II. SUPERSONIC ALL-WEATHER INTERCEPTOR AIRCRAFT - CF105
4. The Minister of National Defence said that the CF100, designed in 1947 and now in operational service, was an effective weapon against piston-engined bombers and against existing turbo-prop bombers. By 1958, it was estimated, the enemy would have turbo-jet bombers, which the CF100 could not adequately engage. The preparation of plans for a new type all-weather fighter was therefore urgent, but no western country had this problem in hand. The RCAF had studied the matter carefully in consultation with A.V. Roe Canada Ltd., and was confident that an aircraft could be produced to meet the new requirements. He therefore recommended that a replacement for the CF100 be developed; the new aircraft to be powered with the most suitable engines available.

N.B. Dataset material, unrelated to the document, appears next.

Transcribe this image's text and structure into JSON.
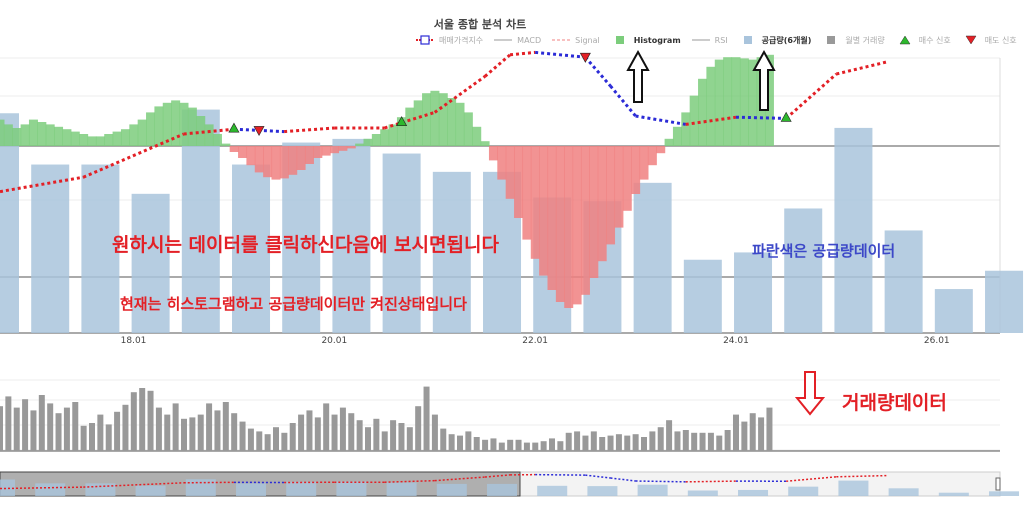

An explanatory memorandum had been circulated.
(Minister's memorandum, November 30, 1953, "Supersonic all-weather interceptor aircraft -- CF105 for the RCAF" -- Document D49-53)?
5. In the course of discussion the following points emerged:
(a) The proposed development would not duplicate work in the United Kingdom or the United States and would be a contribution to common fighter defences.
(b) Funds for the proposed development programme would be found within the defence budget.
(c) Resources devoted to development work for the CF105 might have to be discarded as a result of new development programmes elsewhere, or a substantial change in the enemy threat; meanwhile, however, work on this form of fighter defence could be considered as risk insurance.
6. The Committee, after further discussion, recommended that approval be given for a development programme for the CF105 at a total estimated cost of $26,925,000.